I see lots of horses peeing at any time, not just when they're comfortable around certain people.


----------



## Bitless (Jan 11, 2008)

Cant say id really believe it, 
my horses have peed infront of me.
Foxy used to do it on the way back from most rides.......Banjo never used to....once he saw foxy do it he started to aswell :lol: lol nothing to do with trust in me im afraid :wink:


----------



## Gingerrrrr (Feb 12, 2008)

i think ive heard about it before...but i dont know if i really believe it..


----------



## FGRanch (Feb 9, 2008)

I don't believe it. Why would a horse pee in a trailer then? They are not comfortable then?!


----------



## whitetrashwarmblood (Aug 24, 2008)

We have a draft mare at our barn who pees at least once on a trail ride always in the same spot. Doesn't matter who's ridin' her, what other horses she's with, nothing. She's wants to pee, she's gonna pee. lol


----------



## steph81285 (Oct 25, 2007)

What about poopin, cause my horses poop every time I put them in the cross ties?


----------



## missy06 (Apr 5, 2008)

Thanks all. I really don't buy it either, especially since I couldn't find anything to back it up. Seriously, if bodily functions=trust then Blaze really loves me. Yeesh :shock:


----------



## Kirsti Arndt (Jun 23, 2008)

i think peeing is peeing with horses, bladder full it is coming out. Sonny doesnt pee in cross ties but he sure lets a good poo fly-each and every time


----------



## KatieStanley (May 16, 2008)

I don't buy it either. I took a lesson on a horse I have NEVER been around, let alone rode...and he peed with me on his back 5 minutes into the lesson :wink:


----------



## Dumas'_Grrrl (Apr 2, 2008)

My horse stopped in the middle of a parade to pee in the street...I highly doubt it was because he was comfortable with me. 

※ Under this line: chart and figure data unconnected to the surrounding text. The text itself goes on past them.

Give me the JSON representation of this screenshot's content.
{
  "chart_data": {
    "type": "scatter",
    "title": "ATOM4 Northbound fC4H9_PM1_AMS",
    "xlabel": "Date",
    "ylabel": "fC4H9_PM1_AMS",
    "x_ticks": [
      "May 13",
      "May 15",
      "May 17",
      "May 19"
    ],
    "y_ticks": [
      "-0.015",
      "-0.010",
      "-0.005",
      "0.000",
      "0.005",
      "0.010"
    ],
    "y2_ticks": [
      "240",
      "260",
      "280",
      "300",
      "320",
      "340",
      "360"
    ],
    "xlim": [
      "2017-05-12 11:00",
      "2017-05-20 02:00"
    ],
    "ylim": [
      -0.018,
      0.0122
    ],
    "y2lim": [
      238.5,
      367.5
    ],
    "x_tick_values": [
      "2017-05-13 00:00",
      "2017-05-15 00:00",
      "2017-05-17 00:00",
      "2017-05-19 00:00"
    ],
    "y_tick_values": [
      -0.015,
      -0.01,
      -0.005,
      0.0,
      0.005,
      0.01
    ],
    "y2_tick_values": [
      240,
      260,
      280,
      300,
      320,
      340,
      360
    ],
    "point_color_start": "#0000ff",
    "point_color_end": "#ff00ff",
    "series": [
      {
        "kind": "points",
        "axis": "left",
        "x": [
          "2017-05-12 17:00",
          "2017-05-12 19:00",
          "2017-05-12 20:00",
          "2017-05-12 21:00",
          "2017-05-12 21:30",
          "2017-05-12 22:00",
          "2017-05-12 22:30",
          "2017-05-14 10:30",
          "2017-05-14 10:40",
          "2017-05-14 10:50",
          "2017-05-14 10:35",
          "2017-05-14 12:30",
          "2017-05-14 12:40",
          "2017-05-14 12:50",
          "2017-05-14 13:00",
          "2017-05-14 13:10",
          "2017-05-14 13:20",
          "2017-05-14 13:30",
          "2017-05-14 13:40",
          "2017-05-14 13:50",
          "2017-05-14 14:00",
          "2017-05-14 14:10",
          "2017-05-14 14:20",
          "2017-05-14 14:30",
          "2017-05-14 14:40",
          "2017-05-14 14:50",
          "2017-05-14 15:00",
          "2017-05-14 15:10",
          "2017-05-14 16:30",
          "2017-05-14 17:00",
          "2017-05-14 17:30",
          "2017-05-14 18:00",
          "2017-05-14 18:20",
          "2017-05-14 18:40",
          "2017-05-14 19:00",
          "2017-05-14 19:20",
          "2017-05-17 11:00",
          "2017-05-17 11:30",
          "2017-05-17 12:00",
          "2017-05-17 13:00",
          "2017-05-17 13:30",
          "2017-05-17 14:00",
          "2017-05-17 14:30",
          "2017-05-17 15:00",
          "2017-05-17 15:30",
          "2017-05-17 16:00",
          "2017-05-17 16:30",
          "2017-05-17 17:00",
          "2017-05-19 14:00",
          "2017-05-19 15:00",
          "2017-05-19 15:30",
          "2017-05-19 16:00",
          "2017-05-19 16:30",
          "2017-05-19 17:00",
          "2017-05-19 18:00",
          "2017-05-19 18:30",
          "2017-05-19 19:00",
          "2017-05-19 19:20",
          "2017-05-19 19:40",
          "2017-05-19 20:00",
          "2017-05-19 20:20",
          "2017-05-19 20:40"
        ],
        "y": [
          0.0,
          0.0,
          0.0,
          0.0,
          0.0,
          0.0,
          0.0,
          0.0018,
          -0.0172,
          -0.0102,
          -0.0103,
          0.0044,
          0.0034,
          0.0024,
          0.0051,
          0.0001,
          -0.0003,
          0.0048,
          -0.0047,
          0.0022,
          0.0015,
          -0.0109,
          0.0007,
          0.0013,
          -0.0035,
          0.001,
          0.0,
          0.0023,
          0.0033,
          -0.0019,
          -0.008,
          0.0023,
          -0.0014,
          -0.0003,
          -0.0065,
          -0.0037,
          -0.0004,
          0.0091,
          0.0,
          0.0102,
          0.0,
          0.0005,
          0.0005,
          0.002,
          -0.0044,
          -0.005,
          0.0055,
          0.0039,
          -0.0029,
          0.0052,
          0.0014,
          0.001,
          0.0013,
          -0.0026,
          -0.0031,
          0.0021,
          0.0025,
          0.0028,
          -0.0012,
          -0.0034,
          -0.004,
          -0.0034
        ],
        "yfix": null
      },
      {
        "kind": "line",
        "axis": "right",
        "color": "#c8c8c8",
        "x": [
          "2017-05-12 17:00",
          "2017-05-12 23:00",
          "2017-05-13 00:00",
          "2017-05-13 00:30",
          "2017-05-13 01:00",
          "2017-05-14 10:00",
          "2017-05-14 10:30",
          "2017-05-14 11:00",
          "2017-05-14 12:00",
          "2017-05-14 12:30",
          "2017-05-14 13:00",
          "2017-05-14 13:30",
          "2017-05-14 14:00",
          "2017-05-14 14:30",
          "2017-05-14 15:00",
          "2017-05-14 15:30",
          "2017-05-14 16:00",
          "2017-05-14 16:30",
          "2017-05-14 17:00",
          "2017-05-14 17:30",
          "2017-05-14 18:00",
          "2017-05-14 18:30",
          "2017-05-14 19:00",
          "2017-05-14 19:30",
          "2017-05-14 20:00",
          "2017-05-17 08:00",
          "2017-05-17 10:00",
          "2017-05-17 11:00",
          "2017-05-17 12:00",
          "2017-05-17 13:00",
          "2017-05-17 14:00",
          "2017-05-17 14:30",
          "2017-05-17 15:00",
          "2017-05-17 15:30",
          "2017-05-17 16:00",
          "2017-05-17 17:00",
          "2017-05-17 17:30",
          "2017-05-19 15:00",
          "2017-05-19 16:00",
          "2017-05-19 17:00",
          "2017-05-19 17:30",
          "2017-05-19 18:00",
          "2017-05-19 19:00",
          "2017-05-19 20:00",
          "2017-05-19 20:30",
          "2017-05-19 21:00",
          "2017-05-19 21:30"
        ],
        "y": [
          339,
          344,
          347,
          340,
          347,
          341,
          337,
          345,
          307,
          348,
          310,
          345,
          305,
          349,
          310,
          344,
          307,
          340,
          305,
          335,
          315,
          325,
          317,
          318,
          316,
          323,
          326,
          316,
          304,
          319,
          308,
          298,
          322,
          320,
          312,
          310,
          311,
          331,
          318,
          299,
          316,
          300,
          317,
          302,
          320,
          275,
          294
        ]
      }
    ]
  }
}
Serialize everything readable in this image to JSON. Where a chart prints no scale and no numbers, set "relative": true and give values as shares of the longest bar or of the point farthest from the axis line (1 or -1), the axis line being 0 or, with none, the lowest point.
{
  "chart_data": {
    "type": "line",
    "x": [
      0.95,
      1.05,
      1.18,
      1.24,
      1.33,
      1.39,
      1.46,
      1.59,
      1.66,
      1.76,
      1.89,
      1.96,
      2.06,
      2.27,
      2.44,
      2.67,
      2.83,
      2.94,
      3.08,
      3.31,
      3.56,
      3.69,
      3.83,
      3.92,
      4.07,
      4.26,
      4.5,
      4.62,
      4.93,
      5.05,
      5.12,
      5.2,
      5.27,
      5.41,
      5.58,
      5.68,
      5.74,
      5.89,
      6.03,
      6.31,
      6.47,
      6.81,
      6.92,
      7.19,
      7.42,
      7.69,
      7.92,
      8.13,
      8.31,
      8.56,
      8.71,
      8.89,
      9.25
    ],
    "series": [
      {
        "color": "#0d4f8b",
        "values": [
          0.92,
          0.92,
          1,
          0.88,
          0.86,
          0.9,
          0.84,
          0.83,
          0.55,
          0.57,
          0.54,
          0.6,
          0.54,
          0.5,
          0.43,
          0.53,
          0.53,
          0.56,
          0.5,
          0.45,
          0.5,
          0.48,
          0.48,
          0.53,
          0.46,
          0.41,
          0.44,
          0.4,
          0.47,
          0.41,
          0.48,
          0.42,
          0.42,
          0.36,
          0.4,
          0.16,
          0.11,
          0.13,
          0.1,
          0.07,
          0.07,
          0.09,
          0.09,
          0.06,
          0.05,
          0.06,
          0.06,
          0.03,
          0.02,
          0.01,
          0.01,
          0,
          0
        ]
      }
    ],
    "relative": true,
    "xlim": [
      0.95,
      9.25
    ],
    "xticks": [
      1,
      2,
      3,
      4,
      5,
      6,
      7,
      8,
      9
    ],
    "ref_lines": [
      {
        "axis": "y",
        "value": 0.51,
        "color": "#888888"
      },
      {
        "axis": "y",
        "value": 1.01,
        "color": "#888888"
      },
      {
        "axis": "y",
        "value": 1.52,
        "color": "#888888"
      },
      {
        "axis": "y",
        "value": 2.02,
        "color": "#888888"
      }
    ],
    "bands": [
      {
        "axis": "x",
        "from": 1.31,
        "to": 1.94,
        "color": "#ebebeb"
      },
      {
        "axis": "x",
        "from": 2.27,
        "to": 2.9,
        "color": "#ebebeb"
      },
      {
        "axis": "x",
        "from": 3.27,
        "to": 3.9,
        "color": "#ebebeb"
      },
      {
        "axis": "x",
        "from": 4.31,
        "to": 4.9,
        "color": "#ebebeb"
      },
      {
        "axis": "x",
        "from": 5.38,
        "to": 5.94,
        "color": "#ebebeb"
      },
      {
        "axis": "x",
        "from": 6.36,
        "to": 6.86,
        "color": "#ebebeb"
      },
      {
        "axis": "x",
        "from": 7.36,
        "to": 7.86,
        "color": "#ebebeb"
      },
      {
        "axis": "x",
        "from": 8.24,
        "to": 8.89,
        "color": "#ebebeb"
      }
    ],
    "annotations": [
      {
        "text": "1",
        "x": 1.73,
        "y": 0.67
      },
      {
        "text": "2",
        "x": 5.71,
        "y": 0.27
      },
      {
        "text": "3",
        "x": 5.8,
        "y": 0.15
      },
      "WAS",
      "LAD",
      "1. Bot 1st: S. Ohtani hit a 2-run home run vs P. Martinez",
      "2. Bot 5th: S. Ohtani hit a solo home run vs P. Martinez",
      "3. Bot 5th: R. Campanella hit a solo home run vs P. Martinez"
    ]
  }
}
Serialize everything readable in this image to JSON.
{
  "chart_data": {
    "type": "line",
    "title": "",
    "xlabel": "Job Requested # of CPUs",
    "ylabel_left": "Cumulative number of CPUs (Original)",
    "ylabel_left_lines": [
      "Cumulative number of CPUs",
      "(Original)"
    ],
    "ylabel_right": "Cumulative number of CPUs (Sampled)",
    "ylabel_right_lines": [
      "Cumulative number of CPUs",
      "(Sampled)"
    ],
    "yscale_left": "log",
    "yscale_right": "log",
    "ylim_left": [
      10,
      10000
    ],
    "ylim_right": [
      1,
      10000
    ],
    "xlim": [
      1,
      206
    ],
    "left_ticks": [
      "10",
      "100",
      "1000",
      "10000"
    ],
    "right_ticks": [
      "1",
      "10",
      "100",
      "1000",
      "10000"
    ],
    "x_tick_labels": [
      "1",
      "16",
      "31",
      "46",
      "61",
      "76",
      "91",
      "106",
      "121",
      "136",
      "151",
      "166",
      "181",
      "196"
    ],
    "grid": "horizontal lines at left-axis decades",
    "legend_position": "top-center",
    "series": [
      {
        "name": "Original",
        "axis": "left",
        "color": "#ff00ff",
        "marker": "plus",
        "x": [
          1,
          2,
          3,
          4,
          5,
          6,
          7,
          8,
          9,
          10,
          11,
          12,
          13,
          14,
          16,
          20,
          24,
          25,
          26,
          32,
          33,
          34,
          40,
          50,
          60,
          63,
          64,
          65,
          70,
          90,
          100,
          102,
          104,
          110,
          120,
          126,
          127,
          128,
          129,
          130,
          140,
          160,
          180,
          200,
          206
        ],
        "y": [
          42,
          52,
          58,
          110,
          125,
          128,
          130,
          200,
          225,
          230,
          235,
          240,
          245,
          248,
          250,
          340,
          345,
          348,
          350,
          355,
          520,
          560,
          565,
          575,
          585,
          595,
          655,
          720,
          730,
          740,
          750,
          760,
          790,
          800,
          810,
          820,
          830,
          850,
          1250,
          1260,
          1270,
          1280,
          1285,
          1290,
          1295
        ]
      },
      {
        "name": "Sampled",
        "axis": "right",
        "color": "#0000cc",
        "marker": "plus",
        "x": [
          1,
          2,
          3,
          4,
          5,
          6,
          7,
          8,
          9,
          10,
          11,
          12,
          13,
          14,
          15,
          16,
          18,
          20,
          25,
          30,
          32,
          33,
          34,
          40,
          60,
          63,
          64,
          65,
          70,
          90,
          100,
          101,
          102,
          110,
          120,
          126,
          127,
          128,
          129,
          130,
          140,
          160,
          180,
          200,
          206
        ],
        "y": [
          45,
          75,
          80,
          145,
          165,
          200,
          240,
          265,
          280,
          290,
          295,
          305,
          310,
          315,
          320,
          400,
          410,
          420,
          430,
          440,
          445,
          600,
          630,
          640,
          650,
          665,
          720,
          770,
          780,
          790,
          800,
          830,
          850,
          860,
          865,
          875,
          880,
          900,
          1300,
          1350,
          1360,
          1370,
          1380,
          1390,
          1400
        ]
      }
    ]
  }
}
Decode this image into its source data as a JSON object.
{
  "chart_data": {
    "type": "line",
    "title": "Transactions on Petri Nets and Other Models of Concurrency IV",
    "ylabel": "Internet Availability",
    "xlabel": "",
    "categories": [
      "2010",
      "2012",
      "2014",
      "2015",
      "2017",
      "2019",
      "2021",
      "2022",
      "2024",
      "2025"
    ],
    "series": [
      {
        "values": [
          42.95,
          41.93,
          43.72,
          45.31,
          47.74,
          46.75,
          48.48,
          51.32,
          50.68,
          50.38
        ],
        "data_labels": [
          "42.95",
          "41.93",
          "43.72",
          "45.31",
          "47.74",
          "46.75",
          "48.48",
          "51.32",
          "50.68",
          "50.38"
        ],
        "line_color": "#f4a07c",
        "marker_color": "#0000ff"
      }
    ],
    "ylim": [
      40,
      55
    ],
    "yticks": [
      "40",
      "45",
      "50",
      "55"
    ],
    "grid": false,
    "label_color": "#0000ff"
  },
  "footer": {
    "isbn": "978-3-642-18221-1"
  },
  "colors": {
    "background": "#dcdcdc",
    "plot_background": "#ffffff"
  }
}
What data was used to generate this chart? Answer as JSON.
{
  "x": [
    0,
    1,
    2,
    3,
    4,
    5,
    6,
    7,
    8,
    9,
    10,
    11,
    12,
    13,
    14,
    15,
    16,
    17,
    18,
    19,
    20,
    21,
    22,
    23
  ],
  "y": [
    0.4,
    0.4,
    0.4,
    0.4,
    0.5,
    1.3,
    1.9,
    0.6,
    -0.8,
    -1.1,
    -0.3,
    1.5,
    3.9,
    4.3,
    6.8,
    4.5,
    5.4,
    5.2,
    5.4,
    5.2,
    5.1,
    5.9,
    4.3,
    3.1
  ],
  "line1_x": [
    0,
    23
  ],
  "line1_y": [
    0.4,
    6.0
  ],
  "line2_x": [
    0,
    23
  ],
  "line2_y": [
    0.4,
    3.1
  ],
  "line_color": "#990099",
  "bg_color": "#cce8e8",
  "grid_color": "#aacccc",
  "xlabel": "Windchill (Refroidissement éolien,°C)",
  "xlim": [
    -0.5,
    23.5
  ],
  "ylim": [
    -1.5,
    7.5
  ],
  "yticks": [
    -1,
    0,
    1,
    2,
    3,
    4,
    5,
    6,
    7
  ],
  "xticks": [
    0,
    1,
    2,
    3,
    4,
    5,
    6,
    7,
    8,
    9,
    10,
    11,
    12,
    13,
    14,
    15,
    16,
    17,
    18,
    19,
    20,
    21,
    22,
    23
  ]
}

I DO believe it was because he wanted to embarass me in front of the whole town though..but that's a different story.


----------



## Britt (Apr 15, 2008)

When you gotta go... you just gotta go. 

I don't believe it, if a horse has to pee, they'll pee as long as there's no 'danger' around.


----------



## Vidaloco (Sep 14, 2007)

Vida pees when I'm on her back, standing next to her or just hangin out. She must really love and trust me :wink:


----------



## wild_spot (Jan 30, 2008)

My horse pees in front of me cause he needs to pee.


----------



## charroit (Jul 23, 2008)

My mustang mare who still doesnt trust anyone pees when ever she gets nervous. (But then again she's a train wreak mentally.)

We'll go into the roundpen and she'll start shaking like theres no tomorrow then she pees. So I really can't see how that would make any sense. Lol


----------